Sandwiched in the middle of Sestina, "Ripples of Gemstone" flirts with structure, leaning its glistening keyboard improv against a simple 4/4 beat. There's a surface sense of magical whimsy evident here - the sort of sun-refracted warble that accompanied Mr. Rodgers' imaginary trolley excursions to the Land of Make-Believe. Booming pulses of kick drum frighten Count to Altek's arrangements into being: this is the voice of springtime genesis.
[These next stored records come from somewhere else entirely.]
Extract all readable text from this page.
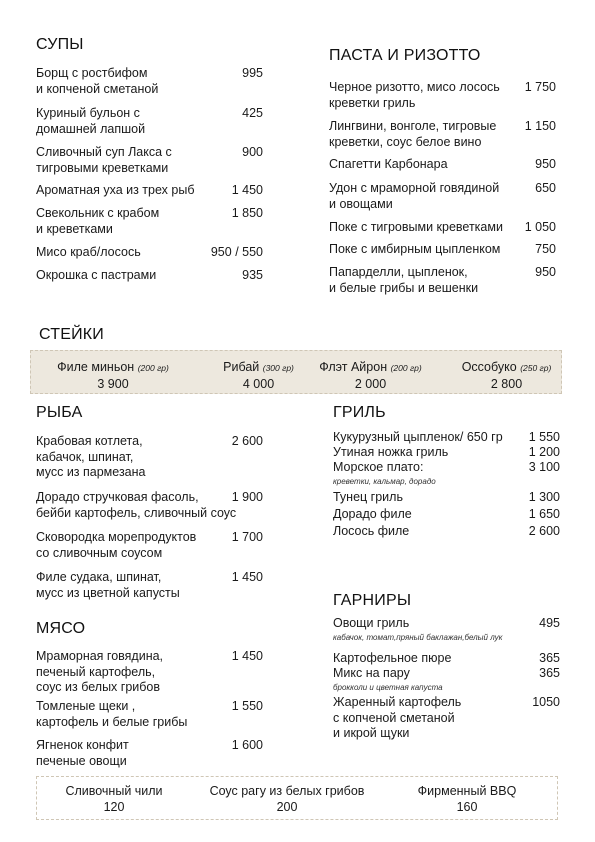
СУПЫ
Борщ с ростбифом
и копченой сметаной
995
Куриный бульон с
домашней лапшой
425
Сливочный суп Лакса с
тигровыми креветками
900
Ароматная уха из трех рыб	1 450
Свекольник с крабом
и креветками
1 850
Мисо краб/лосось	950 / 550
Окрошка с пастрами	935
ПАСТА И РИЗОТТО
Черное ризотто, мисо лосось
креветки гриль
1 750
Лингвини, вонголе, тигровые
креветки, соус белое вино
1 150
Спагетти Карбонара	950
Удон с мраморной говядиной
и овощами
650
Поке с тигровыми креветками	1 050
Поке с имбирным цыпленком	750
Папарделли, цыпленок,
и белые грибы и вешенки
950
СТЕЙКИ
Филе миньон (200 гр)
3 900
Рибай (300 гр)
4 000
Флэт Айрон (200 гр)
2 000
Оссобуко (250 гр)
2 800
РЫБА
Крабовая котлета,
кабачок, шпинат,
мусс из пармезана
2 600
Дорадо стручковая фасоль,
бейби картофель, сливочный соус
1 900
Сковородка морепродуктов
со сливочным соусом
1 700
Филе судака, шпинат,
мусс из цветной капусты
1 450
МЯСО
Мраморная говядина,
печеный картофель,
соус из белых грибов
1 450
Томленые щеки ,
картофель и белые грибы
1 550
Ягненок конфит
печеные овощи
1 600
ГРИЛЬ
Кукурузный цыпленок/ 650 гр	1 550
Утиная ножка гриль	1 200
Морское плато:
креветки, кальмар, дорадо
3 100
Тунец гриль	1 300
Дорадо филе	1 650
Лосось филе	2 600
ГАРНИРЫ
Овощи гриль
кабачок, томат,пряный баклажан,белый лук
495
Картофельное пюре	365
Микс на пару
брокколи и цветная капуста
365
Жаренный картофель
с копченой сметаной
и икрой щуки
1050
Сливочный чили
120
Соус рагу из белых грибов
200
Фирменный BBQ
160
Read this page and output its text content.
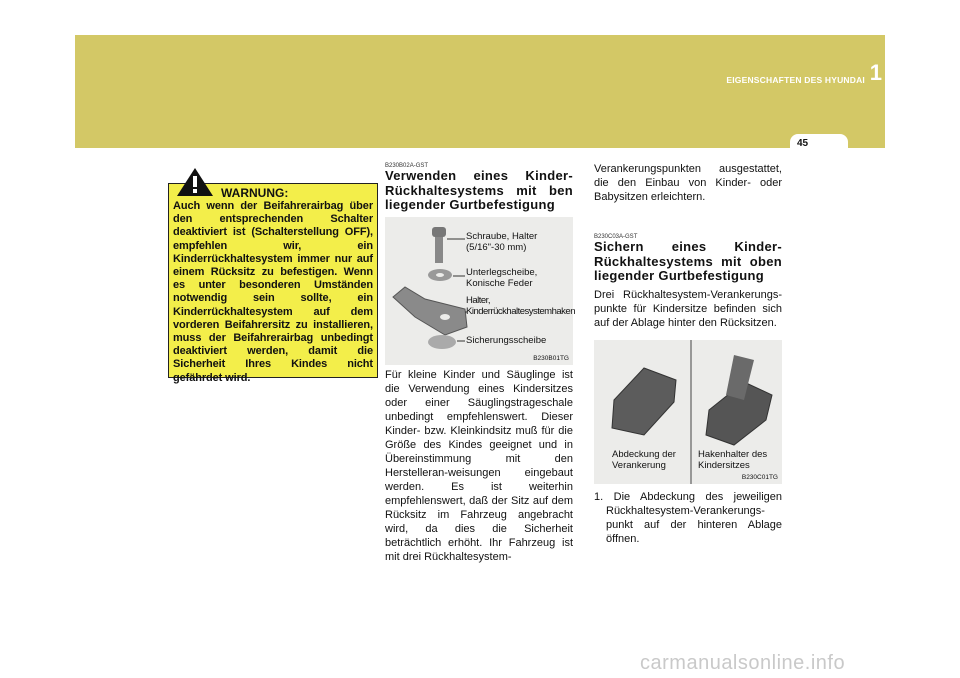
EIGENSCHAFTEN DES HYUNDAI 1
45
WARNUNG:
Auch wenn der Beifahrerairbag über den entsprechenden Schalter deaktiviert ist (Schalterstellung OFF), empfehlen wir, ein Kinderrückhaltesystem immer nur auf einem Rücksitz zu befestigen. Wenn es unter besonderen Umständen notwendig sein sollte, ein Kinderrückhaltesystem auf dem vorderen Beifahrersitz zu installieren, muss der Beifahrerairbag unbedingt deaktiviert werden, damit die Sicherheit Ihres Kindes nicht gefährdet wird.
B230B02A-GST
Verwenden eines Kinder-Rückhaltesystems mit ben liegender Gurtbefestigung
Schraube, Halter (5/16"-30 mm)
Unterlegscheibe, Konische Feder
Halter, Kinderrückhaltesystemhaken
Sicherungsscheibe
B230B01TG
Für kleine Kinder und Säuglinge ist die Verwendung eines Kindersitzes oder einer Säuglingstrageschale unbedingt empfehlenswert. Dieser Kinder- bzw. Kleinkindsitz muß für die Größe des Kindes geeignet und in Übereinstimmung mit den Herstelleran-weisungen eingebaut werden. Es ist weiterhin empfehlenswert, daß der Sitz auf dem Rücksitz im Fahrzeug angebracht wird, da dies die Sicherheit beträchtlich erhöht. Ihr Fahrzeug ist mit drei Rückhaltesystem-
Verankerungspunkten ausgestattet, die den Einbau von Kinder- oder Babysitzen erleichtern.
B230C03A-GST
Sichern eines Kinder-Rückhaltesystems mit oben liegender Gurtbefestigung
Drei Rückhaltesystem-Verankerungs-punkte für Kindersitze befinden sich auf der Ablage hinter den Rücksitzen.
Abdeckung der Verankerung
Hakenhalter des Kindersitzes
B230C01TG
1. Die Abdeckung des jeweiligen Rückhaltesystem-Verankerungs-punkt auf der hinteren Ablage öffnen.
carmanualsonline.info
Sestina's final track, "Animal Statue", is climatically creepy, borrowing its minimal-jazz cues from Bohren and der Club of Gore. The interplay between instruments is at its most dissonant and clustered here, emitting a sinister residual ambience that crawls across the surface of the listener's skin like a slug. The track's drums gradually grow louder as they begin to devolve into an arrhythmic jumble of snare hits. The piano fades to black. Night falls on the forest. 

Though untamed and free-form, Count to Altek's new record isn't too challenging or imposing to listen to casually. In fact, it seems more suited to passivity than it does deconstruction. Sestina is the ideal soundtrack to the creative process: an amorphous rush of mystic inspiration, injected straight into the brain.